In this file photo, a flight navigates away from the gate and onto the runway at the Southwest Georgia Regional Airport.
ALBANY, Ga. — Airport officials are busy filing appeals to a decision handed down by the federal government to shutter the Southwest Georgia Regional Airport's tower control center due to sequester-related cuts.
Airport Director Yvette Aehle says that the 173 airports who received notices from the FAA last week have until March 13 to justify why their towers, and the contract employees who man them, should stay open.
"We don't know how it may impact us and it appears that not many others do either," Aehle said Wednesday. "We're calling around and no one, not people from the FAA to congressional staff to the other airports, have really any idea what's going on or what could happen."

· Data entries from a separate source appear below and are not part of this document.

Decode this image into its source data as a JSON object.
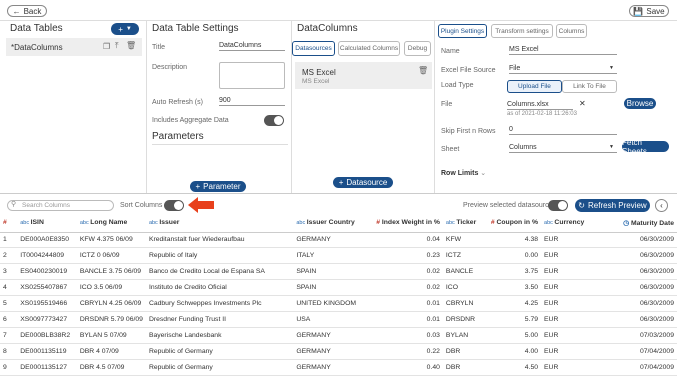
{
  "back_label": "Back",
  "save_label": "Save",
  "left": {
    "title": "Data Tables",
    "item": "*DataColumns"
  },
  "settings": {
    "title": "Data Table Settings",
    "title_label": "Title",
    "title_value": "DataColumns",
    "desc_label": "Description",
    "auto_label": "Auto Refresh (s)",
    "auto_value": "900",
    "agg_label": "Includes Aggregate Data",
    "params_title": "Parameters",
    "param_btn": "Parameter"
  },
  "dc": {
    "title": "DataColumns",
    "tabs": [
      "Datasources",
      "Calculated Columns",
      "Debug"
    ],
    "source_name": "MS Excel",
    "source_sub": "MS Excel",
    "ds_btn": "Datasource"
  },
  "plugin": {
    "tabs": [
      "Plugin Settings",
      "Transform settings",
      "Columns"
    ],
    "name_label": "Name",
    "name_value": "MS Excel",
    "src_label": "Excel File Source",
    "src_value": "File",
    "load_label": "Load Type",
    "load_opts": [
      "Upload File",
      "Link To File"
    ],
    "file_label": "File",
    "file_name": "Columns.xlsx",
    "file_date": "as of 2021-02-18 11:26:03",
    "browse": "Browse",
    "skip_label": "Skip First n Rows",
    "skip_value": "0",
    "sheet_label": "Sheet",
    "sheet_value": "Columns",
    "fetch": "Fetch Sheets",
    "row_limits": "Row Limits"
  },
  "toolbar": {
    "search_ph": "Search Columns",
    "sort_label": "Sort Columns",
    "preview_label": "Preview selected datasource",
    "refresh": "Refresh Preview"
  },
  "columns": [
    {
      "type": "#",
      "name": ""
    },
    {
      "type": "abc",
      "name": "ISIN"
    },
    {
      "type": "abc",
      "name": "Long Name"
    },
    {
      "type": "abc",
      "name": "Issuer"
    },
    {
      "type": "abc",
      "name": "Issuer Country"
    },
    {
      "type": "#",
      "name": "Index Weight in %"
    },
    {
      "type": "abc",
      "name": "Ticker"
    },
    {
      "type": "#",
      "name": "Coupon in %"
    },
    {
      "type": "abc",
      "name": "Currency"
    },
    {
      "type": "clock",
      "name": "Maturity Date"
    }
  ],
  "rows": [
    [
      "1",
      "DE000A0E8350",
      "KFW 4.375 06/09",
      "Kreditanstalt fuer Wiederaufbau",
      "GERMANY",
      "0.04",
      "KFW",
      "4.38",
      "EUR",
      "06/30/2009"
    ],
    [
      "2",
      "IT0004244809",
      "ICTZ 0 06/09",
      "Republic of Italy",
      "ITALY",
      "0.23",
      "ICTZ",
      "0.00",
      "EUR",
      "06/30/2009"
    ],
    [
      "3",
      "ES0400230019",
      "BANCLE 3.75 06/09",
      "Banco de Credito Local de Espana SA",
      "SPAIN",
      "0.02",
      "BANCLE",
      "3.75",
      "EUR",
      "06/30/2009"
    ],
    [
      "4",
      "XS0255407867",
      "ICO 3.5 06/09",
      "Instituto de Credito Oficial",
      "SPAIN",
      "0.02",
      "ICO",
      "3.50",
      "EUR",
      "06/30/2009"
    ],
    [
      "5",
      "XS0195519466",
      "CBRYLN 4.25 06/09",
      "Cadbury Schweppes Investments Plc",
      "UNITED KINGDOM",
      "0.01",
      "CBRYLN",
      "4.25",
      "EUR",
      "06/30/2009"
    ],
    [
      "6",
      "XS0097773427",
      "DRSDNR 5.79 06/09",
      "Dresdner Funding Trust II",
      "USA",
      "0.01",
      "DRSDNR",
      "5.79",
      "EUR",
      "06/30/2009"
    ],
    [
      "7",
      "DE000BLB38R2",
      "BYLAN 5 07/09",
      "Bayerische Landesbank",
      "GERMANY",
      "0.03",
      "BYLAN",
      "5.00",
      "EUR",
      "07/03/2009"
    ],
    [
      "8",
      "DE0001135119",
      "DBR 4 07/09",
      "Republic of Germany",
      "GERMANY",
      "0.22",
      "DBR",
      "4.00",
      "EUR",
      "07/04/2009"
    ],
    [
      "9",
      "DE0001135127",
      "DBR 4.5 07/09",
      "Republic of Germany",
      "GERMANY",
      "0.40",
      "DBR",
      "4.50",
      "EUR",
      "07/04/2009"
    ]
  ],
  "colors": {
    "navy": "#1b4f8a",
    "red": "#c0392b",
    "arrow": "#e8401c"
  }
}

There are limited contingency plans in place for periods when the tower is understaffed those mainly entail shifting the burden of monitoring Albany's airspace to towers in Jacksonville. Those towers, however, may also be impacted by the cuts, making any backup plans the city may have difficult.
"We're working through a variety of ideas right now on ways that we can keep the tower staffed if the appeal doesn't work," Aehle said.
Those ideas include possibly contracting directly with the company who provides the controllers or hiring people directly to man the tower.
The cuts to tower staff will mostly be for contract workers and not FAA personnel Aehle said.
"Just about 75 percent of the closed towers are contract towers," Aehle said. "They're protecting their own while they're throwing the rest of us out."
The decision could potentially impact Albany's status as a cargo airport. Aehle says that UPS, which has an Albany hub, is involved in the discussions between the airport and the FAA, as are U.S. Rep. Sanford Bishop's office and the office of U.S. Sen. Saxby Chambliss.
The impact to commercial passenger service should be minimal.
"If we do this right, no one in the general public should notice," Aehle said.